Reevaluation 3 months after discharge from hospital was available in 17/22 and 6/6 patients who developed AKI in the CECT and in the Control groups, respectively. AKI persisted in 10/17 patients (58.8%) and in 1/6 patients (16.6%) in the CECT and the Control groups, respectively. Of note, none of the patients with persistence of worsened kidney function showed signs of liver decompensation.

Discussion

Despite the limitations of the retrospective analysis, this study quite clearly indicates that the risk of AKI development in cirrhotics is significantly increased when patients undergo computed tomography with intravenous iodinated contrast. Moreover, although the CI-AKI was not usually severe (stage 1 in 90% of the cases), it seemed to persist over time since the worsening of kidney function was still present 3 months after the CECT execution in the majority of cases. The multivariate analysis revealed that presence of ascites, female sex, and increased levels of azotemia—but not of creatininemia—at baseline were risk factors of CI-AKI development. The fact that ascitic patients may be oversensitive in developing AKI is not surprising considering that kidney dysfunction is a major factor in ascites occurrence and thus advanced liver disease per se may be considered a clinical–pathological condition prone to an acute renal injury.[ It is more difficult to interpret why female sex and hyperazotemia at baseline may favor CI-AKI occurrence. Indeed, previous studies had already reported the association between female sex and CI-AKI.[ In their study focused on liver transplanted patients, Hilmi et al[ stressed that all the women enrolled were in menopausal age and thus had lost the beneficial protective effects exerted by estrogens against cardiovascular and renal diseases, and would therefore be more exposed to various kidney insults. Of note and in accordance with this hypothesis, all female patients who developed CI-AKI in our study were in menopause. Increased azotemia values in cases with normal creatininemia are usually considered an indicator of hypercatabolic condition and are indeed quite often present in the advanced phases of cirrhosis. Why hyperazotemia at baseline was the only biochemical parameter significantly associated with the subsequent CI-AKI development in our series of patients is not easy to explain.
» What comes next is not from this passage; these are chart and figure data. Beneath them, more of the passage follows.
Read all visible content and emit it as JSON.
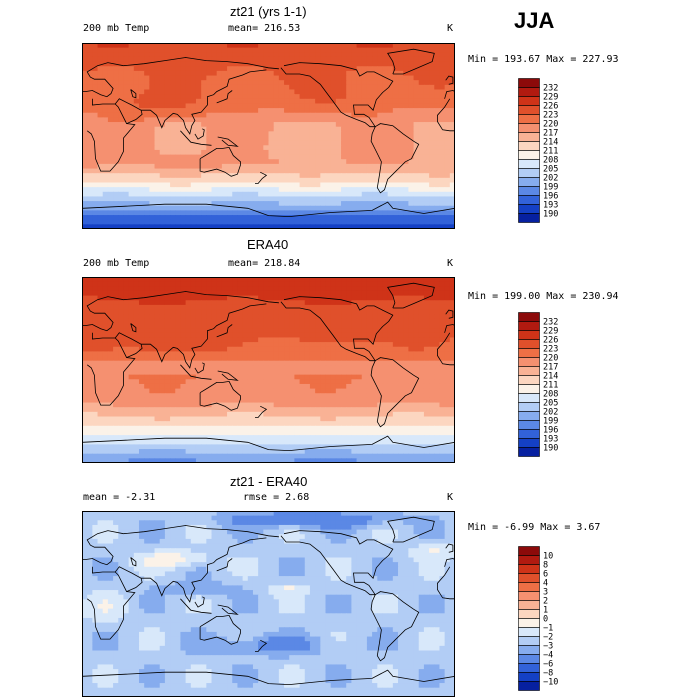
{
  "season": "JJA",
  "chart_data": [
    {
      "type": "heatmap",
      "title": "zt21 (yrs 1-1)",
      "variable": "200 mb Temp",
      "mean_text": "mean= 216.53",
      "unit": "K",
      "minmax_text": "Min = 193.67 Max = 227.93",
      "min": 193.67,
      "max": 227.93,
      "mean": 216.53,
      "levels": [
        "232",
        "229",
        "226",
        "223",
        "220",
        "217",
        "214",
        "211",
        "208",
        "205",
        "202",
        "199",
        "196",
        "193",
        "190"
      ],
      "colors": [
        "#8c0a0a",
        "#b11a10",
        "#cf3318",
        "#e0502b",
        "#ee6f45",
        "#f59070",
        "#f9b295",
        "#fcd6c0",
        "#fbf2e8",
        "#d8e8fa",
        "#b2cdf5",
        "#86acee",
        "#5b88e5",
        "#3262d9",
        "#1440c5",
        "#0620a0"
      ],
      "field_model": "model"
    },
    {
      "type": "heatmap",
      "title": "ERA40",
      "variable": "200 mb Temp",
      "mean_text": "mean= 218.84",
      "unit": "K",
      "minmax_text": "Min = 199.00 Max = 230.94",
      "min": 199.0,
      "max": 230.94,
      "mean": 218.84,
      "levels": [
        "232",
        "229",
        "226",
        "223",
        "220",
        "217",
        "214",
        "211",
        "208",
        "205",
        "202",
        "199",
        "196",
        "193",
        "190"
      ],
      "colors": [
        "#8c0a0a",
        "#b11a10",
        "#cf3318",
        "#e0502b",
        "#ee6f45",
        "#f59070",
        "#f9b295",
        "#fcd6c0",
        "#fbf2e8",
        "#d8e8fa",
        "#b2cdf5",
        "#86acee",
        "#5b88e5",
        "#3262d9",
        "#1440c5",
        "#0620a0"
      ],
      "field_model": "obs"
    },
    {
      "type": "heatmap",
      "title": "zt21 - ERA40",
      "variable": "mean =  -2.31",
      "mean_text": "rmse =   2.68",
      "unit": "K",
      "minmax_text": "Min =  -6.99 Max =   3.67",
      "min": -6.99,
      "max": 3.67,
      "mean": -2.31,
      "rmse": 2.68,
      "levels": [
        "10",
        "8",
        "6",
        "4",
        "3",
        "2",
        "1",
        "0",
        "−1",
        "−2",
        "−3",
        "−4",
        "−6",
        "−8",
        "−10"
      ],
      "colors": [
        "#8c0a0a",
        "#b11a10",
        "#cf3318",
        "#e0502b",
        "#ee6f45",
        "#f59070",
        "#f9b295",
        "#fcd6c0",
        "#fbf2e8",
        "#d8e8fa",
        "#b2cdf5",
        "#86acee",
        "#5b88e5",
        "#3262d9",
        "#1440c5",
        "#0620a0"
      ],
      "field_model": "diff"
    }
  ]
}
One might speculate a hypothetical involvement of hypercatabolism in favoring renal impairment in these patients, and therefore high azotemia levels may, better than hypercreatininemia, indicate basal conditions of kidney dysfunction that predispose to AKI induced by contrast medium administration.

In conclusion, this study reveals that development of CI-AKI is not a rare event in cirrhotic patients, particularly if in women and/or in a decompensated phase with ascites and hyperazotemia. Renal impairment occurrence is a complication of cirrhosis and a frequent cause of dramatic worsening of the clinical picture and death. The results of this study suggest caution in performing CECT in patients with advanced cirrhosis, and reserving this radiologic approach for cases in which the clinical benefit for the patients of obtaining the information provided by this tool is clear.